The general idea of reverse proxy is quite simple. Sometimes, one wants to designate a portion of a website  to return a copy of another website. Not redirection; instead, whenever a request comes for www.foo.com/bar/a.html, the server-side code at foo performs an HTTP request to www.bar.com/a.html and returns the page to the client. The client doesn't even know that the response originated at bar.com. In this scenario, the directory www.foo.com/bar acts as a reverse proxy for www.bar.com.

The business cases for this kind of functionality are several. I, specifically, want to move a set of Web services from one host to another while keeping the old URLs working. Since those are services, meant to be invoked by programs and not people, redirection won't work. Another possible scenario involves exposing an HTTP service from behind a firewall without exposing the whole host.


There are built-in means for creating reverse proxies both in Apache and in Internet Information Server. The problem is, leveraging those requires administrative rights, and with certain Web hosting packages, one might not have them.

On the other hand, there's nothing magical about forwarding an HTTP request. A piece of server side code (PHP in my case) is perfectly capable of issuing an outgoing HTTP request, passing the incoming request headers along, then sending the response headers and data back. So I went ahead and wrote one.

The reverse proxy script is done, it works (for me) and I don't mind sharing.

Setting up


If you're interested in this script, here are the installation steps.
  1. Download this archive from Dropbox
  2. Upzip into a folder on a Web server
  3. Open proxy_config.php, describe the location(s) under which the proxy is sitting and which targets they should invoke
  4. Open .htaccess,  change the value of RewriteBase to reflect the URI location where the proxy is sitting (multiple lines might or might not work, test it)
  5. Make log.txt writable to the world
That's the basic setup, and it assumes that the server is Apache, that it has mod_rewrite, that mod_rewrite is enabled, and that overriding rewrite rules on folder level is allowed. It's a reasonable assumption in this day and age; many CMS's out there depend on rewriting functionality.

If rewrite is not available, there's still a way to run the proxy. I won't go into that here, but the idea is either establishing symlinks to proxy.php all over the proxy folder, or placing renamed copies of rproxy.php all over the folder. It's not pretty, but it'll work. Static content needs to be duplicated outright (or a handler needs to be established).

Features


In addition to the most basic HTTP functionality, the proxy supports:
  • Passing headers back and forth as much as reasonably possible - so caching instructions, content type, user agent and such won't be lost
  • Arbitrary HTTP methods (i. e. REST)
  • POST/PUT/PATCH data in arbitrary format - not just forms
  • Cookies and sessions, unless the target uses path-specific cookies nontrivially
  • HTTPS -if you designate the target as protocol independent (with no leading http://)
  • Proxy folders that are accessible via several URIs
On the other hand, there are many ways a site can be proxy-unfriendly.
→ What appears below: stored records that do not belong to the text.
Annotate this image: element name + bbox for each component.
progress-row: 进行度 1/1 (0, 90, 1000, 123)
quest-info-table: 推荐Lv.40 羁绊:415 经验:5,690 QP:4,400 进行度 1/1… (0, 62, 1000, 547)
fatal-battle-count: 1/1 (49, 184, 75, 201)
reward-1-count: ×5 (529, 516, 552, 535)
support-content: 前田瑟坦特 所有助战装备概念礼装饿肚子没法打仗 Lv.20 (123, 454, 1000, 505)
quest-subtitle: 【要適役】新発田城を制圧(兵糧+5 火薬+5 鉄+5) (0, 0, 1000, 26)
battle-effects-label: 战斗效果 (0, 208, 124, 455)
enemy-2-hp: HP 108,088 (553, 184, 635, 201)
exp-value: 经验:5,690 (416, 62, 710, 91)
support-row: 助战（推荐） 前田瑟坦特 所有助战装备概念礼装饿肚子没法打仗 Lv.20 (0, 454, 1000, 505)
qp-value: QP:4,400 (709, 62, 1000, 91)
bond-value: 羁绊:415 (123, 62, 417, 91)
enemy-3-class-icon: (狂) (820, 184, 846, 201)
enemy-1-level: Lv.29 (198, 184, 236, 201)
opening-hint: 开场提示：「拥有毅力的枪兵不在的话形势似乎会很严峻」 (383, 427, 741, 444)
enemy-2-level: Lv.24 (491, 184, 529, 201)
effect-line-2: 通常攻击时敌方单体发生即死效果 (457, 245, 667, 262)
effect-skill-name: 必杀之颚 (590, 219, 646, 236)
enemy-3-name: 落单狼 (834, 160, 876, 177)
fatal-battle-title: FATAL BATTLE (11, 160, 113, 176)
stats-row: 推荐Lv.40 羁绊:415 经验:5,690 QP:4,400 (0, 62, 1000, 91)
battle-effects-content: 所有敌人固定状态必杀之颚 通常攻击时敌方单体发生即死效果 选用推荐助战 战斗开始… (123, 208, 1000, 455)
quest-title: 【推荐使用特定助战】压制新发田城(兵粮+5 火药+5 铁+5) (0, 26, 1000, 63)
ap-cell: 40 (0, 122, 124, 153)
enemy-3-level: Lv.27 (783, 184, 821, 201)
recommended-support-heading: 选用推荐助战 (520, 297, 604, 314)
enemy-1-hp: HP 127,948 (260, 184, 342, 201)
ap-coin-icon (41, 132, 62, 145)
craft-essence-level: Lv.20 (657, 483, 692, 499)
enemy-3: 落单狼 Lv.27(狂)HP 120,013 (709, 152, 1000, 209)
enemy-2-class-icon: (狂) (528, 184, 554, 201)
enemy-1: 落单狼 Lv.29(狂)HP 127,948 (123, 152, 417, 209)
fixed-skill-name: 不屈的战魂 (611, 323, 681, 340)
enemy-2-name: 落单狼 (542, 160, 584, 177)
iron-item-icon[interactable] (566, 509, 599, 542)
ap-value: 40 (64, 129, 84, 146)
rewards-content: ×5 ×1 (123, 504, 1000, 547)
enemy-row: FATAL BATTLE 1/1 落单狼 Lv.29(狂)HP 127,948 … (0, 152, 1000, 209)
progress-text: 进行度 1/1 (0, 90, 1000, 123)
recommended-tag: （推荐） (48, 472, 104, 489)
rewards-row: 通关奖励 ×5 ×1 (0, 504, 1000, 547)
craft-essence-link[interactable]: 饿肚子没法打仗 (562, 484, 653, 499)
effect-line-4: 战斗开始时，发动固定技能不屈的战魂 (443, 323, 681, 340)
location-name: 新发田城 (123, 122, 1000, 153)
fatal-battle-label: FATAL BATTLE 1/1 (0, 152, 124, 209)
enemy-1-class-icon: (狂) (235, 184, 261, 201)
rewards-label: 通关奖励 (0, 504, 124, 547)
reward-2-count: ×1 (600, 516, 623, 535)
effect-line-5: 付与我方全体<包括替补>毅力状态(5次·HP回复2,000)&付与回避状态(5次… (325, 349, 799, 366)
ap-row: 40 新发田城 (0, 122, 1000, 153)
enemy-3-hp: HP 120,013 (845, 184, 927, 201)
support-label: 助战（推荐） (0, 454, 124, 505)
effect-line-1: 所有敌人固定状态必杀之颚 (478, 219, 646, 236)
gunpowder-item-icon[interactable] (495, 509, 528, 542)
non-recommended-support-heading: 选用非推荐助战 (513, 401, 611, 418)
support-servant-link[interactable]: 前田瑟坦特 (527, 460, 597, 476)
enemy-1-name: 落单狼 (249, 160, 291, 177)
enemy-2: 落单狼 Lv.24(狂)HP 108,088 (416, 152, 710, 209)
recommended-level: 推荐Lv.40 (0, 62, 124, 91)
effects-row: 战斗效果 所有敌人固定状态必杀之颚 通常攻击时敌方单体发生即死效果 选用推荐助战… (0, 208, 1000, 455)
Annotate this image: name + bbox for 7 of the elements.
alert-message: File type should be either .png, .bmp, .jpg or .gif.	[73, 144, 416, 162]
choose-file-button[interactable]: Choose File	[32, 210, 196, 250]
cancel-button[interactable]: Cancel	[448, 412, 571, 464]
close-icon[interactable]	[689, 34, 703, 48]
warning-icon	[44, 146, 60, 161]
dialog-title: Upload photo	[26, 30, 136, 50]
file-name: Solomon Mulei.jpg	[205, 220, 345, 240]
The following scenarios won't work under my proxy script:
  • Absolute URLs in HTML
  • Redirection to absolute URLs within the same site
  • Domain- and path-specific cookies might break, depending on the way the target works
Some of those shortcomings may be fixed in future versions.

It probably doesn't scale well with content size. Rather than passing the bytes to the client as soon as they arrive from the target, the script stores the whole thing in memory.

The preferred environment is PHP 5 under Apache. In theory, the script should work under other environments too, but I had little chance to test it under those.